Ludington was a founding member of the Old Lyme Equal Suffrage League in 1914, and president of the Connecticut Woman Suffrage Association from 1918 until it disbanded in 1921, succeeding Katharine Houghton Hepburn. In 1917 she spoke at a suffrage event in Washington, D.C. She created a library of women's works at the Old Lyme Inn, and held a suffrage study group in her home. Despite her vigorous efforts, Connecticut did not ratify the Nineteenth Amendment until after it became part of the United States Constitution in 1920.

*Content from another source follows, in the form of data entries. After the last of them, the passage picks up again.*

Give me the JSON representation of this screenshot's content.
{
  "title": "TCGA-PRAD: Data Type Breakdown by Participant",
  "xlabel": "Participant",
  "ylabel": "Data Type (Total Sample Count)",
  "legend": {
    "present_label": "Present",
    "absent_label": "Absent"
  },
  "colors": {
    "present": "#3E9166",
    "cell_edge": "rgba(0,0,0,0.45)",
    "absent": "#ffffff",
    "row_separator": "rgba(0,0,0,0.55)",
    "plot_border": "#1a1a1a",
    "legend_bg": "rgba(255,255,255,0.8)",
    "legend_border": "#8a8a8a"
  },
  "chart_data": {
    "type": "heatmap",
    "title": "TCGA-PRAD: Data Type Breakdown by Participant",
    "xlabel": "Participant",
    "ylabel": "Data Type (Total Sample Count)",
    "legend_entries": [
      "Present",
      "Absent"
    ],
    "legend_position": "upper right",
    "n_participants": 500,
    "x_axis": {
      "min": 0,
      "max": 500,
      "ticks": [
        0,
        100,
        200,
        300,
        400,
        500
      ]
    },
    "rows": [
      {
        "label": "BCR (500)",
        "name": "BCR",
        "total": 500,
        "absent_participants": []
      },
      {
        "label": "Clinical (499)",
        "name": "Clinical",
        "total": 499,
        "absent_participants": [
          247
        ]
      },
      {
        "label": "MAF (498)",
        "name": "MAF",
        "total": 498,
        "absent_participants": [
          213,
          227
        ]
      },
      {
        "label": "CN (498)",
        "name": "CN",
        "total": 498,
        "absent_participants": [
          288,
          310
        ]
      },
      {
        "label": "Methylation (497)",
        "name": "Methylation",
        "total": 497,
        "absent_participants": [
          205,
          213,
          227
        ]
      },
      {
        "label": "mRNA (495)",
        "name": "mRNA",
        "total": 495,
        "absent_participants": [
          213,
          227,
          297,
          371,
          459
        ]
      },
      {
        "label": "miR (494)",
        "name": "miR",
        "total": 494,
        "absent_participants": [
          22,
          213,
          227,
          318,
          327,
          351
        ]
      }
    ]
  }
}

Ludington helped to form and lead the Connecticut League of Women Voters. She continued to be active in civic leadership, and in 1922 became the first New England director of the League of Women Voters (LWV). She was also head of the LWV's financial committee on the national level, and president of the Connecticut Women's Suffrage Association. She actively supported the establishment of the United Nations. She published a pamphlet, "The Connecticut Idea" (1919), and a family history, Lyme — And Our Family (1928).

== Personal life ==
Ludington died in 1953, aged 83 years, at her home in Old Lyme, Connecticut. She was survived by her younger sister, suffragist Helen Ludington Rotch. Some of her papers are in the Connecticut Woman Suffrage Movement Collection at Western Connecticut State University. Her name is on a plaque honoring Connecticut's suffrage leaders, located in the south corner of the Connecticut State Capitol building.

Businessman Charles Townsend Ludington and art collector Wright S. Ludington were her nephews. American Studies professor C. Townsend Ludington is her great-nephew.